LAKE BUENA VISTA, Florida — Walt Disney World closed beaches at its Florida resorts Wednesday while dozens of rescuers searched a lagoon for a 2-year-old boy who was presumed dead after being snatched off the shore and dragged underwater by an alligator.
Wildlife officials removed five alligators from the water and cut them open but found no sign of the child.
A Disney representative, speaking on condition of anonymity because the company had yet to prepare a formal statement, said the entertainment giant closed the beaches “out of an abundance of caution.”
Authorities planned to keep looking for the boy. “We’re going to be here throughout,” Sheriff Jerry Demings said.
Wildlife officials said the attack was a rarity in a state with a gator population estimated at one million. But it still spooked visitors in a city built on tourism.
“We have been to Yellowstone and encountered grizzly bears, but this is just freaky,” said Minnesota tourist John Aho, who was staying at the park with his wife, Kim, and their 12-year-old son, Johnny.
Kim Aho said their son was “a little freaked out about the gator.”
The child had waded no more than one or two feet into the water of the Seven Seas Lagoon around nightfall Tuesday when he was taken from a small beach, authorities said. The Nebraska family of four was on vacation at a Disney World resort.
The boy’s father desperately tried to fight off the gator, suffering lacerations on a hand, but he could not save his son. Neither could a nearby lifeguard, officials said.
“No swimming” signs were posted at the beach, but the child was wading, not swimming, said Jeff Williamson, a spokesman for the Orange County Sheriff’s Department.
Demings said there have been no other alligator attacks on the lake.
Some visitors were surprised to learn the reptiles lived on the property.
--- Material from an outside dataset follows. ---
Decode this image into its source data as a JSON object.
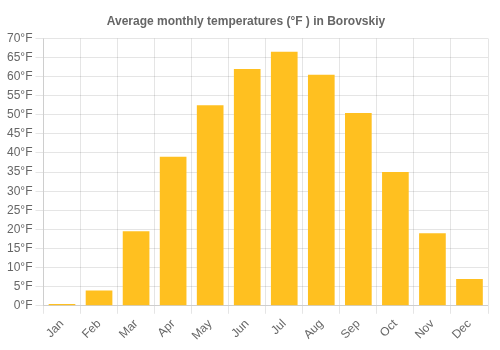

“My question is why are there alligators in there?” said Michelle Stone, who lives near Detroit and was visiting Disney for 10 days with her two children.
A Disney spokeswoman did not immediately return a message seeking comment. The sheriff said the company has a wildlife management system and has “worked diligently to ensure their guests are not unduly exposed to wildlife here in this area.”
Nick Wiley with the Florida Fish and Wildlife Conservation Commission said witnesses estimated that the alligator was four feet to seven feet long.
The beach where the reptile grabbed the child is part of the luxury Grand Floridian resort, across the lake from Disney’s Magic Kingdom theme park. The man-made lake stretches over about 200 acres and reaches a depth of 14 feet. It feeds into a series of canals that wind through the entire Disney property.
More than 50 law enforcement personnel searched the well-tended lagoon along with an alligator tracker and marine units equipped with sonar to search the lake’s sandy, mostly flat bottom. Divers were standing by.
Though Florida has grown to the nation’s third-most populous state, fatal alligator attacks remain rare. Since 1973, 23 people have been killed by wild alligators in Florida, according to data compiled by the Florida Fish and Wildlife Conservation Commission. Those fatalities were among 383 unprovoked bites not caused by someone handling or intentionally harassing an alligator.
Eight children, ages two to 16, were among the fatalities. Five died while swimming in lakes, rivers and canals. The youngest victims were killed near lakes, including a two-year-old girl who wandered 700 feet from her fenced backyard and a three-year-old boy who left a roped-off swimming area in a county park to pick lily pads.
The grim news was only the latest for a city buffeted by tragedy in the past few days.
On Sunday, a gunman opened fire at a gay nightclub in Orlando, leaving 49 people dead in the worst mass shooting in modern U.S. history. On Friday night, Christina Grimmie, 22, a contestant on season six of “The Voice,” was fatally shot as she signed autographs after a show in Orlando.